Jakarta, Kupasonline -- Ahli biologi asal Amerika Serikat (AS) Walter Auffenberg mengungkapkan bahwa air liur komodo memiliki sejumlah racun yang dapat menewaskan mangsanya.
Auffenberg yang saat itu memutuskan tinggal di Pulau Komodo pada tahun 1969 itu mengamati perilaku komodo dengan habitat sekitarnya. Ia melihat kerbau air yang digigit oleh komodo menyisakan luka menganga. Luka tersebut kemudian segera berkembang menjadi infeksi yang fatal.
Berdasarkan pengamatan ini, Auffenberg mengira komodo menggunakan bakteri sebagai racun. Sebab menurutnya ketika komodo menggigit mangsanya, komodo membanjiri luka menganga tersebut dengan mikroba dalam mulut dan melemahkan serta membunuh korbannya.

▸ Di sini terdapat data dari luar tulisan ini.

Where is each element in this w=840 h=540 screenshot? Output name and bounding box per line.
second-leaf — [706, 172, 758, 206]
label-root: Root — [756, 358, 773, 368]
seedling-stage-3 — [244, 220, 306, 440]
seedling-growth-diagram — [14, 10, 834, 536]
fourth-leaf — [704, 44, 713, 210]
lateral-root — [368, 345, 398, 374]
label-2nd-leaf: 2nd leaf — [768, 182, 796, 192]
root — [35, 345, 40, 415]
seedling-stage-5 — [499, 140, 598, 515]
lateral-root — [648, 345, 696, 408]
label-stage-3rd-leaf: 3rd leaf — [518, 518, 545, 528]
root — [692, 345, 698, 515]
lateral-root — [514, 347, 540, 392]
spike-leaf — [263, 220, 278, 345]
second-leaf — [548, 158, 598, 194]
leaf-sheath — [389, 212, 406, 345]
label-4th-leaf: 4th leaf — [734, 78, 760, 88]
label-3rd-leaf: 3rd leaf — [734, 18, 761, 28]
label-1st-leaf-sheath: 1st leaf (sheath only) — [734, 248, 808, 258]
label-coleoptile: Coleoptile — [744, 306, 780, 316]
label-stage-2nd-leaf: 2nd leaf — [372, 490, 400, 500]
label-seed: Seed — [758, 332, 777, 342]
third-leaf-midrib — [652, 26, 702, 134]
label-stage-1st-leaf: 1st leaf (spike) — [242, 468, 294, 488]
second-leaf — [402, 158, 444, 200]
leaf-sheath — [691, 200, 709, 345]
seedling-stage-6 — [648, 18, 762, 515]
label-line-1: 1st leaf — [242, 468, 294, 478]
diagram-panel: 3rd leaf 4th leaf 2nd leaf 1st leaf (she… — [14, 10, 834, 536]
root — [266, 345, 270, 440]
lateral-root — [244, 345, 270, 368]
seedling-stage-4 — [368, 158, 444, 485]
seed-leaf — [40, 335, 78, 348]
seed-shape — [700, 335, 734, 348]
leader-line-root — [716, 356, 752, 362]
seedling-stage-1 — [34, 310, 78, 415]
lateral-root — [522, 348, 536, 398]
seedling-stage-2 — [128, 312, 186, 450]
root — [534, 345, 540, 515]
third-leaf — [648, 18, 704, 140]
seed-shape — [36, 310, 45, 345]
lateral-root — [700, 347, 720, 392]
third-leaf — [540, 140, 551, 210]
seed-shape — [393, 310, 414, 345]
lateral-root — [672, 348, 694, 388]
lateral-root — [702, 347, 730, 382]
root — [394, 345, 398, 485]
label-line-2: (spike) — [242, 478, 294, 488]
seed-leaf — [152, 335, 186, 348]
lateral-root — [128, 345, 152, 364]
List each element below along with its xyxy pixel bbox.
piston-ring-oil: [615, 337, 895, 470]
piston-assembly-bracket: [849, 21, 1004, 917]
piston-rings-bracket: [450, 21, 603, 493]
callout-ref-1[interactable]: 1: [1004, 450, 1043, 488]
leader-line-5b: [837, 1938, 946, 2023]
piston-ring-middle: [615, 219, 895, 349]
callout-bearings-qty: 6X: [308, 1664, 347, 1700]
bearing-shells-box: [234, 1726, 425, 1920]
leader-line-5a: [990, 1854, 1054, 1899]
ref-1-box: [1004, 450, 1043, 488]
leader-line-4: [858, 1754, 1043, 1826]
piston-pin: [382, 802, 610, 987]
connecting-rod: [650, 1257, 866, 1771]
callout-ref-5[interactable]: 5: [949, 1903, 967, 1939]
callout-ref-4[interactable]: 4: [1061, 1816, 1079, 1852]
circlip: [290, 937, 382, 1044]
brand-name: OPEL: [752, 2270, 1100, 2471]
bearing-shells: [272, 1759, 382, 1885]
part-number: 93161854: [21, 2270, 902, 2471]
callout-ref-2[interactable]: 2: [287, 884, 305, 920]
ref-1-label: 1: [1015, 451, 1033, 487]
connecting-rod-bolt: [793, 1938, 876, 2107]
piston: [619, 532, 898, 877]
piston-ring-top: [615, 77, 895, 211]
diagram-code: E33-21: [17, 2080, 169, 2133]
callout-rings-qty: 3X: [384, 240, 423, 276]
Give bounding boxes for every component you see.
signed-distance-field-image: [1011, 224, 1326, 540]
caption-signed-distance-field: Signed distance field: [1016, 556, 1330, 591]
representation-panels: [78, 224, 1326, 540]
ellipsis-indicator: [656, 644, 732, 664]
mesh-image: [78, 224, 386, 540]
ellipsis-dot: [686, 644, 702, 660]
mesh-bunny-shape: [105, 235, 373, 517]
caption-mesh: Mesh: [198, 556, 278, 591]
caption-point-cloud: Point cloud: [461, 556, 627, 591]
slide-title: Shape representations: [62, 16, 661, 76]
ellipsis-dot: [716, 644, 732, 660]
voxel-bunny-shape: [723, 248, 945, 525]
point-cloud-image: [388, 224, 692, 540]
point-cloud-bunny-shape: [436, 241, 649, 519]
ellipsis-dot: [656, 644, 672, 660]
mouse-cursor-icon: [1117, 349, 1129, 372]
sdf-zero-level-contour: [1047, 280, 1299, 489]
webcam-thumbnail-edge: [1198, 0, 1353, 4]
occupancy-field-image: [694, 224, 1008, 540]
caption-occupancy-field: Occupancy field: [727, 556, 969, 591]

Melansir National Geographic, teori Auffenberg itu dipatahkan oleh Peneliti dari Universitas Queensland Bryan Fry pada tahun 2009. Fry menemukan alasan sebenarnya dari gigitan komodo yang mematikan setelah meletakkan salah satu dari binatang ini di bawah alat pemindai medis.
Ternyata, komodo memiliki kelenjar racun yang mengandung racun penurun tekanan darah. Racun tersebut dapat menyebabkan pendarahan besar dengan mencegah pembekuan darah mirip bisa ular sehingga membuat korbannya kaget.Namun menurutnya tidak ada bukti bahwa racun tersebut benar-benar memengaruhi mangsanya atau disekresikan dalam jumlah yang signifikan selama gigitan.
"Itu hanya sebuah mitos yang memikat dan diterima seperti Injil," kata Fry.
Berangkat dari hal itu, Fry pun menghubungi koleganya yang merupakan pakar mikroba dari Fakultas Kedokteran Universitas California, Ellie Goldstein. Dari Goldstein mereka berupaya melanjutkan penelitian di tiga kebun binatang, yakni di Los Angeles, Honolulu, dan Houston.
Dari sampel 10 komodo dewasa dan 6 anak komodo mereka menemukan tidak ada yang spesial dari mikroba yang terkandung dalam liur komodo.